Por lo pronto, Locke trata de alcanzar en su exposición un alto nivel de generalidad –no se trata sólo de Inglaterra sino de la humanidad, no son los derechos de los ingleses sino los de todo hombre, no es el fundamento del gobierno británico sino de toda constitución justa–, por lo que debe recurrir a un lenguaje más abstracto, ahistórico. Siete décadas después de Grocio, Locke perfecciona su sistema: expone de qué modo, partiendo del derecho natural (o de los derechos del hombre en el estado de naturaleza) se puede establecer el principio legitimador de la soberanía popular vía contractual[47].

El resultado es la constitución de un régimen político afirmado en la propiedad –el derecho natural fundamental– que instituye la soberanía parlamentaria sin mengua de la capacidad de maniobra del ejecutivo, esto es, la supremacía del parlamento, que hace la ley, compatible con la prerrogativa regia. Calderón Bouchet, siguiendo a Prélot, la ha llamado «monarquía consensual», esto es, sostenida en el consentimiento de los ciudadanos de los que deriva su legitimidad[48], pues en Locke cristaliza la doctrina contractualista como legitimación del dominio político con base en la incipiente soberanía popular, esto es, una modalidad del voluntarismo político que consagra una monarquía menguada, con soberanía dividida o dual, bajo la fórmula del rey en parlamento.

la revolución gloriosa de 1688 sino también a establecer un nuevo patrón legitimador de los gobiernos (el consenso) y una forma de gobierno que cancela el absolutismo (la división de poderes), garantizando la protección de los derechos del hombre, pues todo gobierno no tiene más finalidad que la salvaguarda de la propiedad[49], atribuyendo la soberanía a la burguesía.

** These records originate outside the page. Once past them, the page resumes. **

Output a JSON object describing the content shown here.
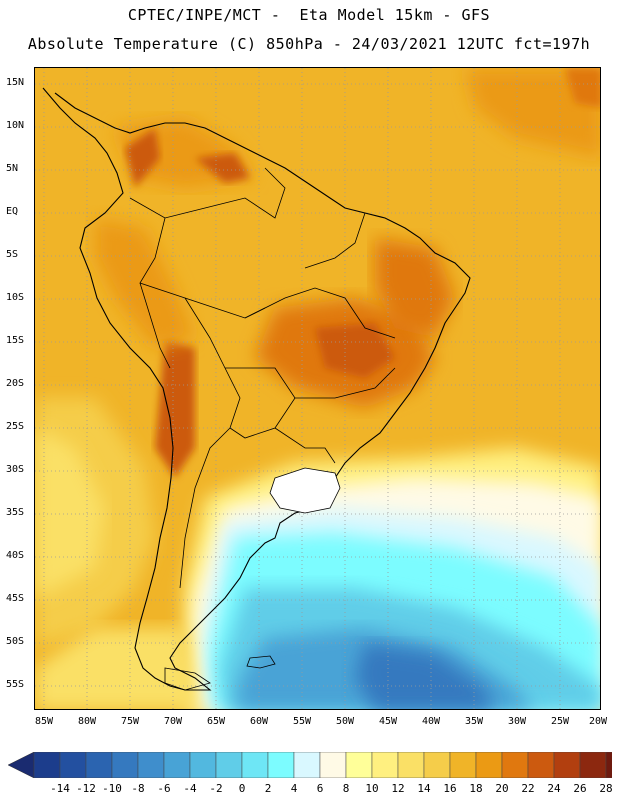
{
  "header": {
    "line1": "CPTEC/INPE/MCT -  Eta Model 15km - GFS",
    "line2": "Absolute Temperature (C) 850hPa - 24/03/2021 12UTC fct=197h"
  },
  "map": {
    "lat_labels": [
      "15N",
      "10N",
      "5N",
      "EQ",
      "5S",
      "10S",
      "15S",
      "20S",
      "25S",
      "30S",
      "35S",
      "40S",
      "45S",
      "50S",
      "55S"
    ],
    "lon_labels": [
      "85W",
      "80W",
      "75W",
      "70W",
      "65W",
      "60W",
      "55W",
      "50W",
      "45W",
      "40W",
      "35W",
      "30W",
      "25W",
      "20W"
    ]
  },
  "legend": {
    "labels": [
      "-14",
      "-12",
      "-10",
      "-8",
      "-6",
      "-4",
      "-2",
      "0",
      "2",
      "4",
      "6",
      "8",
      "10",
      "12",
      "14",
      "16",
      "18",
      "20",
      "22",
      "24",
      "26",
      "28"
    ],
    "colors": [
      "#1c3d8c",
      "#2350a0",
      "#2b64b0",
      "#3579bf",
      "#3f8ecc",
      "#48a3d6",
      "#52b8df",
      "#60cde8",
      "#6ee6f5",
      "#7cfcff",
      "#d9f8ff",
      "#fffae6",
      "#ffff99",
      "#fff080",
      "#fae066",
      "#f5cd4a",
      "#f0b428",
      "#eb9a14",
      "#e0780f",
      "#cc5a0f",
      "#b23f0f",
      "#8c280f",
      "#6e1a0f"
    ],
    "low_arrow_color": "#1a2b70",
    "high_arrow_color": "#5a0f14"
  }
}
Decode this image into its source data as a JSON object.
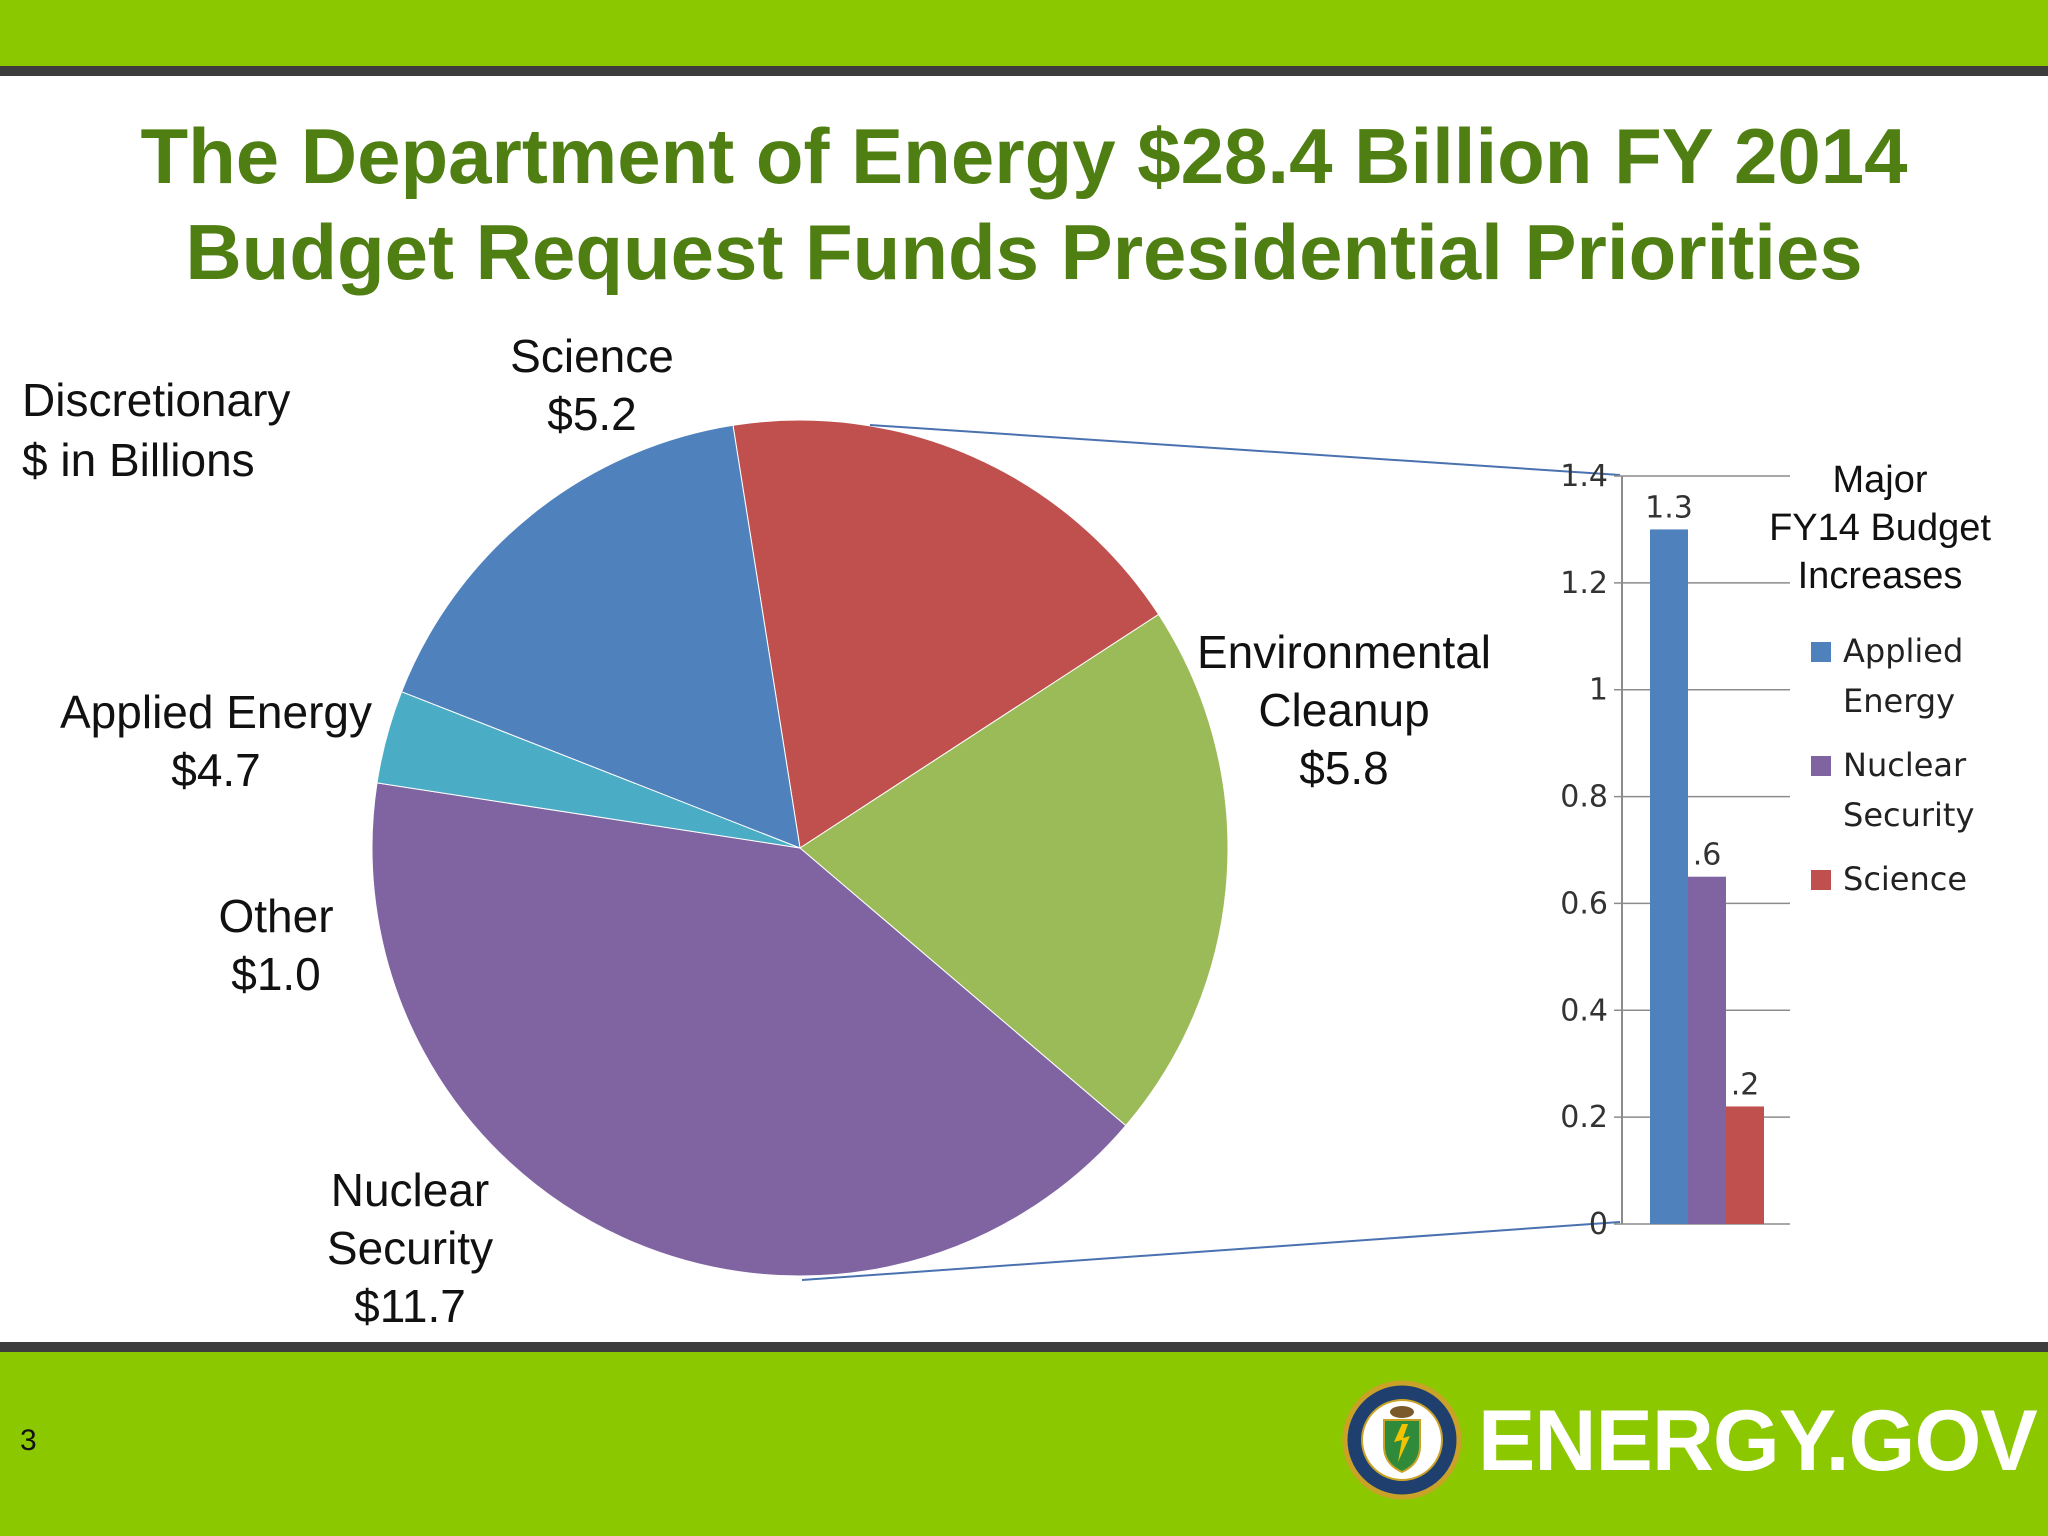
{
  "slide": {
    "title_line1": "The Department of Energy $28.4 Billion FY 2014",
    "title_line2": "Budget Request Funds Presidential Priorities",
    "page_number": "3",
    "brand": "ENERGY.GOV"
  },
  "chart_data": [
    {
      "type": "pie",
      "annotation": [
        "Discretionary",
        "$ in Billions"
      ],
      "slices": [
        {
          "label": [
            "Science",
            "$5.2"
          ],
          "value": 5.2,
          "color": "#c0504d"
        },
        {
          "label": [
            "Environmental",
            "Cleanup",
            "$5.8"
          ],
          "value": 5.8,
          "color": "#9bbb59"
        },
        {
          "label": [
            "Nuclear",
            "Security",
            "$11.7"
          ],
          "value": 11.7,
          "color": "#8064a2"
        },
        {
          "label": [
            "Other",
            "$1.0"
          ],
          "value": 1.0,
          "color": "#4bacc6"
        },
        {
          "label": [
            "Applied Energy",
            "$4.7"
          ],
          "value": 4.7,
          "color": "#4f81bd"
        }
      ]
    },
    {
      "type": "bar",
      "title": [
        "Major",
        "FY14 Budget",
        "Increases"
      ],
      "ylim": [
        0,
        1.4
      ],
      "yticks": [
        "0",
        "0.2",
        "0.4",
        "0.6",
        "0.8",
        "1",
        "1.2",
        "1.4"
      ],
      "grid": true,
      "legend_position": "right",
      "series": [
        {
          "name": [
            "Applied",
            "Energy"
          ],
          "value": 1.3,
          "data_label": "1.3",
          "color": "#4f81bd"
        },
        {
          "name": [
            "Nuclear",
            "Security"
          ],
          "value": 0.65,
          "data_label": ".6",
          "color": "#8064a2"
        },
        {
          "name": [
            "Science"
          ],
          "value": 0.22,
          "data_label": ".2",
          "color": "#c0504d"
        }
      ]
    }
  ]
}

Esta solución se impone también en el terreno religioso: sin oponerse necesariamente a la Iglesia nacional (anglicana), Locke proclama la tolerancia de cultos –con exclusión de los papistas y los ateos–, en cuanto al fuero interior de las creencias, y el control del Estado sobre las expresiones exteriores de la religión[50].

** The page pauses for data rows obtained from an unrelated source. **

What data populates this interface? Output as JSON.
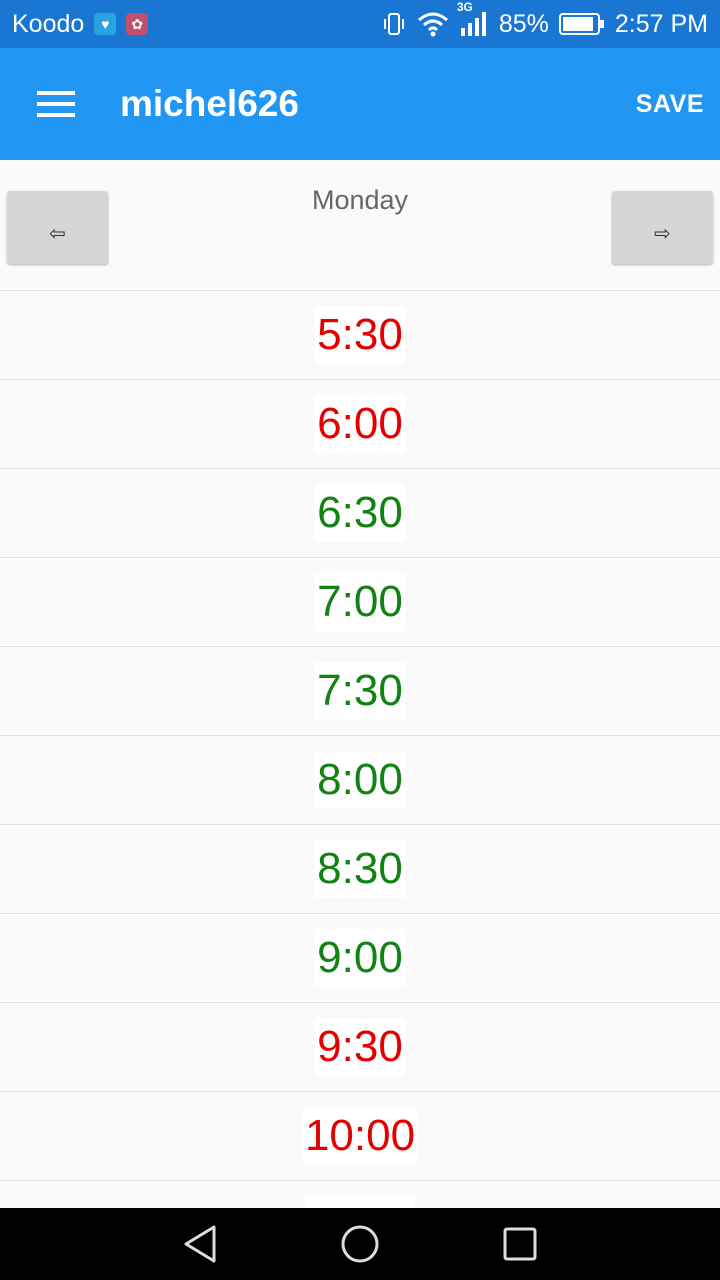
{
  "status_bar": {
    "carrier": "Koodo",
    "network": "3G",
    "battery": "85%",
    "time": "2:57 PM"
  },
  "toolbar": {
    "title": "michel626",
    "save_label": "SAVE"
  },
  "day_nav": {
    "day": "Monday",
    "prev_label": "⇦",
    "next_label": "⇨"
  },
  "slots": [
    {
      "time": "5:30",
      "status": "off"
    },
    {
      "time": "6:00",
      "status": "off"
    },
    {
      "time": "6:30",
      "status": "on"
    },
    {
      "time": "7:00",
      "status": "on"
    },
    {
      "time": "7:30",
      "status": "on"
    },
    {
      "time": "8:00",
      "status": "on"
    },
    {
      "time": "8:30",
      "status": "on"
    },
    {
      "time": "9:00",
      "status": "on"
    },
    {
      "time": "9:30",
      "status": "off"
    },
    {
      "time": "10:00",
      "status": "off"
    },
    {
      "time": "",
      "status": "off"
    }
  ],
  "colors": {
    "status_bar": "#1976d2",
    "toolbar": "#2196f3",
    "slot_off": "#e50000",
    "slot_on": "#128212"
  }
}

Estas afirmaciones, verdaderamente revolucionarias están en el centro de las doctrinas proclamadas por el nuevo rey Guillermo III, quien dio sanción real a dos documentos parlamentarios que fundan el nuevo constitucionalismo inglés: el acta de tolerancia y la carta de derechos, de 24 de mayo y 16 de diciembre de 1689[51].

6. Final

Una breve recapitulación de lo que se ha dicho nos permitirá recomponer el cuadro de la desnaturalización parlamentaria de la monarquía.

El problema histórico-político del absolutismo esconde, en realidad, el fondo religioso de las soluciones políticas. Por un lado, la tendencia en los países reformados a que el poder político devenga supremo también en materia religiosa, se explica por cuanto no existe en ellos nada semejante a la Iglesia Católica y al Papa[52]; por el otro, el pulular de sectas y sectarios y su ambición de libertad, tolerancia y protección estatal lleva a los protestantes a saltar de la intimidad de la fe luterana a la exterioridad de la coacción política en vista del bien del Estado. Las querellas religiosas, en verdad, son claves en la explicación del absolutismo.

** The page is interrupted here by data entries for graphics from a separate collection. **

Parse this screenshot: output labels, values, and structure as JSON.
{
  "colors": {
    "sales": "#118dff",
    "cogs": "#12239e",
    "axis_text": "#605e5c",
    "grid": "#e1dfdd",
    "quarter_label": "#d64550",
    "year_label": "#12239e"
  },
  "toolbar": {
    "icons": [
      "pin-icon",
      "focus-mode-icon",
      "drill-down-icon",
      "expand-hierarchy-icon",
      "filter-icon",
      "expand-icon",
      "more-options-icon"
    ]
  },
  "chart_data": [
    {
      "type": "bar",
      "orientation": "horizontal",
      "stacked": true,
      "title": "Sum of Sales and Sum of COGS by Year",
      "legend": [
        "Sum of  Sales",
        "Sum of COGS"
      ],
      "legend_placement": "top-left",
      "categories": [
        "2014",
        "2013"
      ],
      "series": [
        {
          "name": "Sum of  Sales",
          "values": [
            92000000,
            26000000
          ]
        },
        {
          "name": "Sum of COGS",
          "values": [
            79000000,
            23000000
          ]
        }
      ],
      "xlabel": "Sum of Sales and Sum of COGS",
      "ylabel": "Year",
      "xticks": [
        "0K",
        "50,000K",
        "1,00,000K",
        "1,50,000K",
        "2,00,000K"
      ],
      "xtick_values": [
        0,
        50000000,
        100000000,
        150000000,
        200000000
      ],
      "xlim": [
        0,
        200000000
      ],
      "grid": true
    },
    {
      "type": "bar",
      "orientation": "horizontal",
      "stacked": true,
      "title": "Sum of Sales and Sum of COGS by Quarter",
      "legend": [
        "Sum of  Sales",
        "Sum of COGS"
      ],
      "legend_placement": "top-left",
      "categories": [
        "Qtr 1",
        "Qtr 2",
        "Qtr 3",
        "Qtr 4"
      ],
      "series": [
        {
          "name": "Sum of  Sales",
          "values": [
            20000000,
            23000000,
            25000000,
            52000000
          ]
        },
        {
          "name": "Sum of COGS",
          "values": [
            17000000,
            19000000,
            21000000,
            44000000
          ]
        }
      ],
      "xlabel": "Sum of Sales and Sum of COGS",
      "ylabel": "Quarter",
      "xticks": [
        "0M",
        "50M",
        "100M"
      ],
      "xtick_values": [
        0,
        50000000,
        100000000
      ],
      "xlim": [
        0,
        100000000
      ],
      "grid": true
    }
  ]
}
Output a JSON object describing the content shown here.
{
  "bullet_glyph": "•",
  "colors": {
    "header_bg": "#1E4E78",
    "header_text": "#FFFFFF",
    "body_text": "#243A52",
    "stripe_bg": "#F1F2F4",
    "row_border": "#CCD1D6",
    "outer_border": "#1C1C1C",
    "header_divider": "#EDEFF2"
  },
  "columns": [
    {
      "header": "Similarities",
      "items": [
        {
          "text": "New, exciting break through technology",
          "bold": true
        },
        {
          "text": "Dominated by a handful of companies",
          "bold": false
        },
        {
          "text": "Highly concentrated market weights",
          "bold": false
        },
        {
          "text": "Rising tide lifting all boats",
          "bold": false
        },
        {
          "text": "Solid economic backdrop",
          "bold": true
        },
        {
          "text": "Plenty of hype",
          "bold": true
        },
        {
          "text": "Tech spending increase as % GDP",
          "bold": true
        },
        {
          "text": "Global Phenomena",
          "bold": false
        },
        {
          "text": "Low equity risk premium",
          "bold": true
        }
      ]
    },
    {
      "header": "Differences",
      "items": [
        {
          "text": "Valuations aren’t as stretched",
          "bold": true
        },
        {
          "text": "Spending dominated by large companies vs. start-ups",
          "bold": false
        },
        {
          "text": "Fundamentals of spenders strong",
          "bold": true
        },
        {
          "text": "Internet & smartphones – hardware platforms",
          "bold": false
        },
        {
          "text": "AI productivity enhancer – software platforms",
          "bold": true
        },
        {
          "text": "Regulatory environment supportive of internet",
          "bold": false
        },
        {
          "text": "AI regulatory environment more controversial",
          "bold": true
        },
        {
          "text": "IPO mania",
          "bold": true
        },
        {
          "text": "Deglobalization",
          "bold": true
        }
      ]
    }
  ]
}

No es descabellado, además, encontrar en la doctrina de la razón de Estado el nexo entre nominalismo y absolutismo político moderno, que pone el interés del gobernante –identificado con el Estado mismo– sobre el bien de la comunidad política, justificando así la autonomía de ésta respecto de la moral. Si en moral la lectura de Tácito se hace en términos de autoconservación o preservación del propio interés, en política el tacitismo y el maquiavelismo abonan la supremacía del interés del Estado. La ilimitación del poder soberano –que Bodino y Hobbes encuentran como respuesta a las reyertas religiosas- pronto deviene en lectura «realista» de la vida política, si bien las doctrinas de la soberanía y de la razón Estado son un claro torcimiento de conceptos clásicos como la prudencia y la auctoritas suprema.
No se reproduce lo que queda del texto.